Paul exhorts Jesus, emphasizing the humility, servitude, and obedience shown by Christ. Through Christ’s example, Paul illustrates the value of putting our faith and indeed our lives fully in God’s hands.
Reinforcing this idea are key verses such as Philippians 3:7-9, 3:13-14, and 4:13.
"7 But whatever were gains to me I now consider loss for the sake of Christ. 8 What is more, I consider everything a loss because of the surpassing worth of knowing Christ Jesus my Lord, for whose sake I have lost all things. I consider them garbage, that I may gain Christ 9 and be found in him, not having a righteousness of my own that comes from the law, but that which is through faith in Christ—the righteousness that comes from God on the basis of faith."

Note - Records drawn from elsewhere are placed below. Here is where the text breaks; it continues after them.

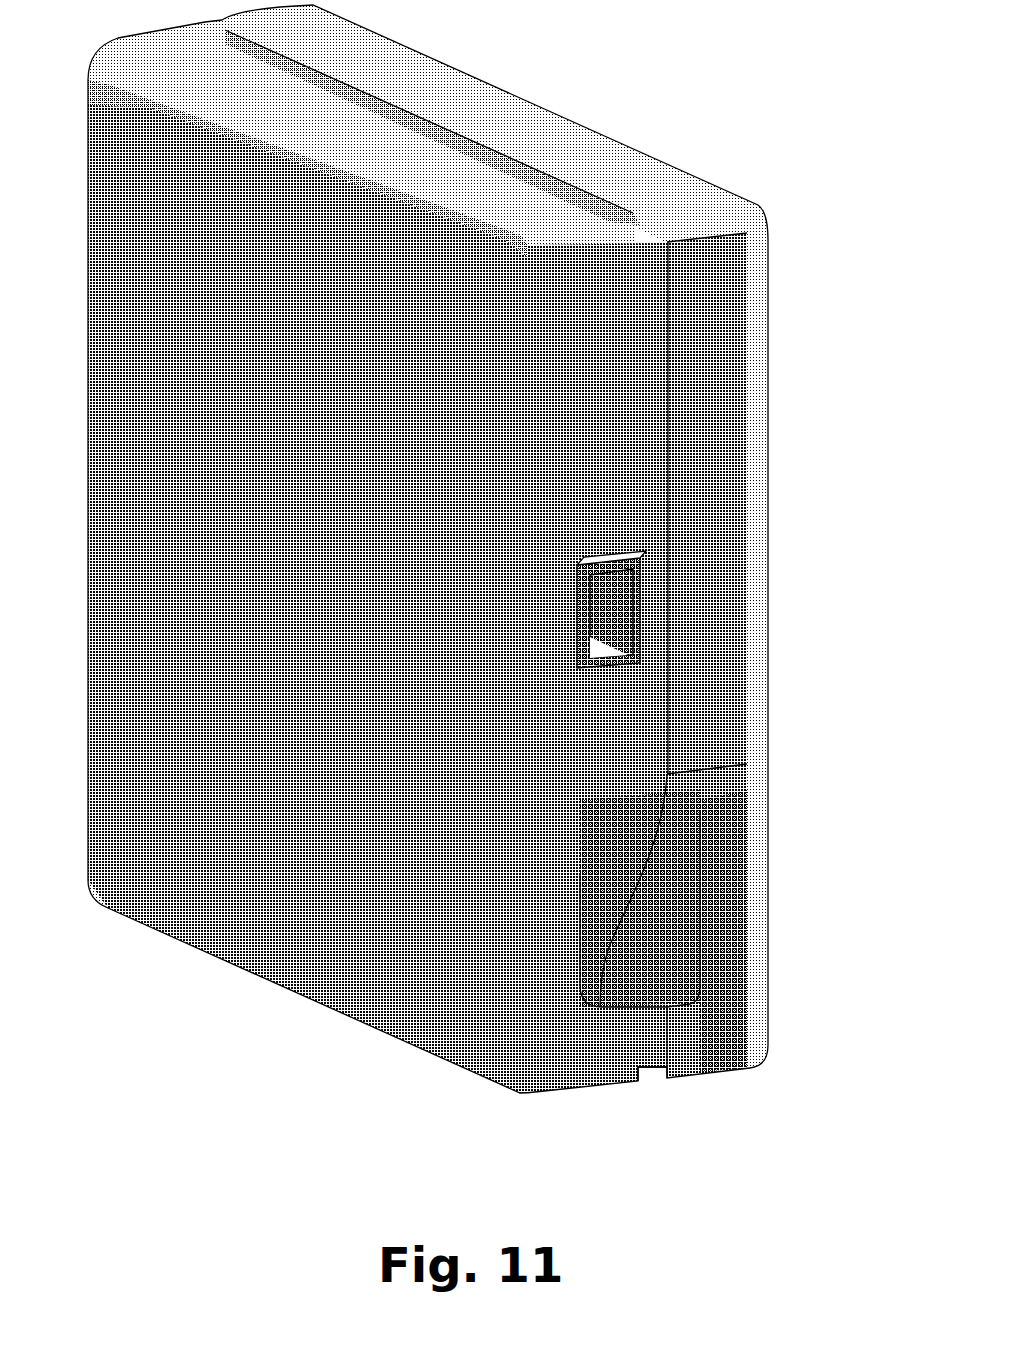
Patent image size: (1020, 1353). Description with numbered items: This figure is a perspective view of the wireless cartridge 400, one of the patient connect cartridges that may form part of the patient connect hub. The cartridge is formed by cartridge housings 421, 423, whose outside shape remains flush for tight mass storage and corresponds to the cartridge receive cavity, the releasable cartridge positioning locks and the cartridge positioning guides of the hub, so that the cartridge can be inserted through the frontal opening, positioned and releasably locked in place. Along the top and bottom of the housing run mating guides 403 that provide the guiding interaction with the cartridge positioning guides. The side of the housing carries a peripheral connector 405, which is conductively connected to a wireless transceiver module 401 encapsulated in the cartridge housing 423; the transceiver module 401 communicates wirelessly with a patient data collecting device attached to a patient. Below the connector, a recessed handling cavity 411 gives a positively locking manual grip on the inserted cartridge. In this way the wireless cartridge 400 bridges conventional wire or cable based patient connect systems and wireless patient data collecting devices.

The wireless cartridge 400 is at (157, 1125).
The wireless transceiver module 401 is at (738, 487).
The mating guide 403 is at (640, 228).
The peripheral connector 405 is at (620, 623).
The recessed handling cavity 411 is at (702, 960).
The cartridge housing 421 is at (198, 880).
The cartridge housing 423 is at (588, 155).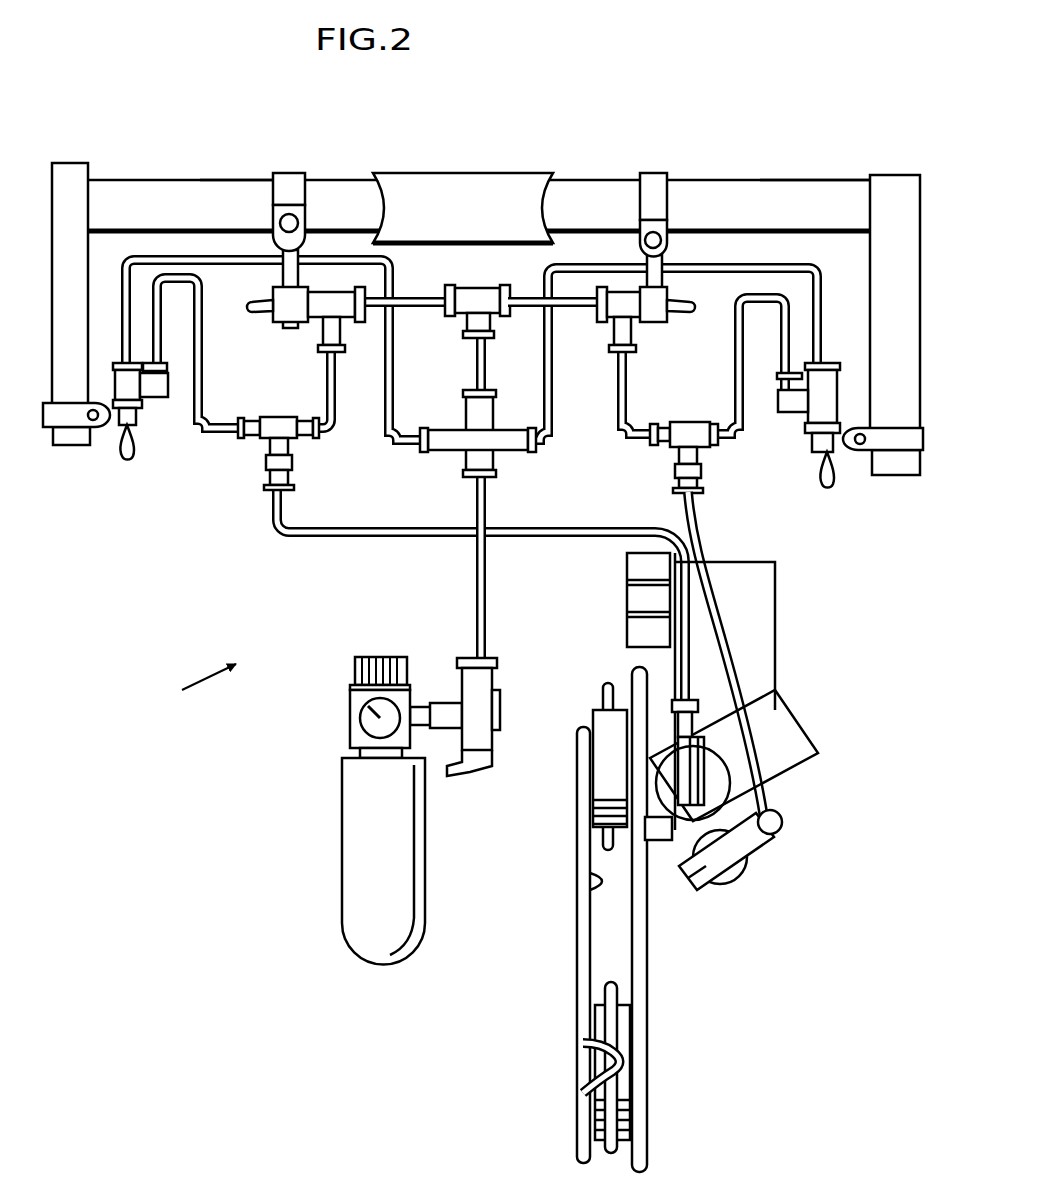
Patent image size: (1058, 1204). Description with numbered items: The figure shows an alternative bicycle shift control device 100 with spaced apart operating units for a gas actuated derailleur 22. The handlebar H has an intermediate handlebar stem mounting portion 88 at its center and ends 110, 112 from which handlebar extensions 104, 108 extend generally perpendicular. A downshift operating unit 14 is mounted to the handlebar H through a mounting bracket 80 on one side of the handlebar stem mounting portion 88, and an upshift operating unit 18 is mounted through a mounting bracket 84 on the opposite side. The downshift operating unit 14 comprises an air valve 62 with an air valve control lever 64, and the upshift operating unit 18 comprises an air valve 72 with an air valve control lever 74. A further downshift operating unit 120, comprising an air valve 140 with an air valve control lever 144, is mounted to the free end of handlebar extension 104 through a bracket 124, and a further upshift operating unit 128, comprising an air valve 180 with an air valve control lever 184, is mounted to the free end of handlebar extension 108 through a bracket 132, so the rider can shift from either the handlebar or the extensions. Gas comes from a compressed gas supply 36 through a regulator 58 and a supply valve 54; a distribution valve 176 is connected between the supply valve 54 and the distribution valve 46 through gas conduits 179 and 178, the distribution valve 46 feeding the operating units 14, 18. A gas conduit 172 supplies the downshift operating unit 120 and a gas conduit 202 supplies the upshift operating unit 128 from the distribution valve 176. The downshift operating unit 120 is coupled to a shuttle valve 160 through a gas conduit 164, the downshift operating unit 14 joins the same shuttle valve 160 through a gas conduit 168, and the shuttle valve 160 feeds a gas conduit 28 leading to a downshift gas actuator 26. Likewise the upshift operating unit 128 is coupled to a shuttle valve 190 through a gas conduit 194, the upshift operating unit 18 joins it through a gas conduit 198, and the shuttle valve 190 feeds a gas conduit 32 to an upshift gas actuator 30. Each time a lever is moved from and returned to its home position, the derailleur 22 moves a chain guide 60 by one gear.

The bicycle shift control device 100 is at (177, 695).
The handlebar H is at (190, 180).
The handlebar extension 104 is at (80, 163).
The handlebar extension 108 is at (889, 175).
The end of handlebar 110 is at (133, 180).
The end of handlebar 112 is at (828, 181).
The handlebar stem mounting portion 88 is at (460, 180).
The mounting bracket 80 is at (287, 173).
The mounting bracket 84 is at (652, 173).
The downshift operating unit 14 is at (314, 326).
The upshift operating unit 18 is at (646, 328).
The air valve control lever 64 is at (248, 304).
The air valve control lever 74 is at (697, 305).
The distribution valve 46 is at (470, 296).
The gas conduit 178 is at (484, 366).
The distribution valve 176 is at (445, 432).
The gas conduit 179 is at (477, 613).
The gas conduit 172 is at (127, 260).
The gas conduit 198 is at (615, 418).
The gas conduit 202 is at (808, 262).
The air valve 140 is at (170, 386).
The gas conduit 164 is at (203, 432).
The gas conduit 194 is at (742, 376).
The shuttle valve 160 is at (278, 420).
The shuttle valve 190 is at (689, 424).
The air valve 62 is at (345, 352).
The air valve 72 is at (617, 344).
The gas conduit 168 is at (340, 412).
The gas conduit 28 is at (372, 528).
The gas conduit 32 is at (697, 540).
The downshift operating unit 120 is at (153, 415).
The air valve 180 is at (836, 363).
The air valve control lever 144 is at (130, 457).
The air valve control lever 184 is at (831, 482).
The bracket 124 is at (68, 427).
The upshift operating unit 128 is at (814, 463).
The bracket 132 is at (908, 440).
The gas actuated derailleur 22 is at (758, 622).
The downshift gas actuator 26 is at (690, 817).
The upshift gas actuator 30 is at (784, 838).
The compressed gas supply 36 is at (355, 845).
The supply valve 54 is at (490, 706).
The regulator 58 is at (350, 720).
The chain guide 60 is at (578, 890).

“3 Brothers and sisters, I do not consider myself yet to have taken hold of it. But one thing I do: Forgetting what is behind and straining toward what is ahead, 14 I press on toward the goal to win the prize for which God has called me heavenward in Christ Jesus.”
“13 I can do all this through Christ who gives me strength.”
How Do I Apply This?
These words have profound implications for us today. In the face of a chaotic and divisive world, it can be easy to feel beaten down. In our darkest moments, as we look outside ourselves to escape our suffering, Paul invites us to remember that true joy comes from God. In the midst of difficulty, we can look to the perseverance of Christ and feel strengthened. While society talks of “us vs. them”, we can lean into unity and take comfort in the knowledge that we are not alone.
It is with good reason that the Book of Philippians is such a studied and well-loved part of scripture. Loving, encouraging, and hopeful, Philippians calls us to lean into each other and, more importantly, into God. In the words of Philippians 4:4-7:
“4 Rejoice in the Lord always. I will say it again: Rejoice! 5 Let your gentleness be evident to all. The Lord is near. 6 Do not be anxious about anything, but in every situation, by prayer and petition, with thanksgiving, present your requests to God. 7 And the peace of God, which transcends all understanding, will guard your hearts and your minds in Christ Jesus.”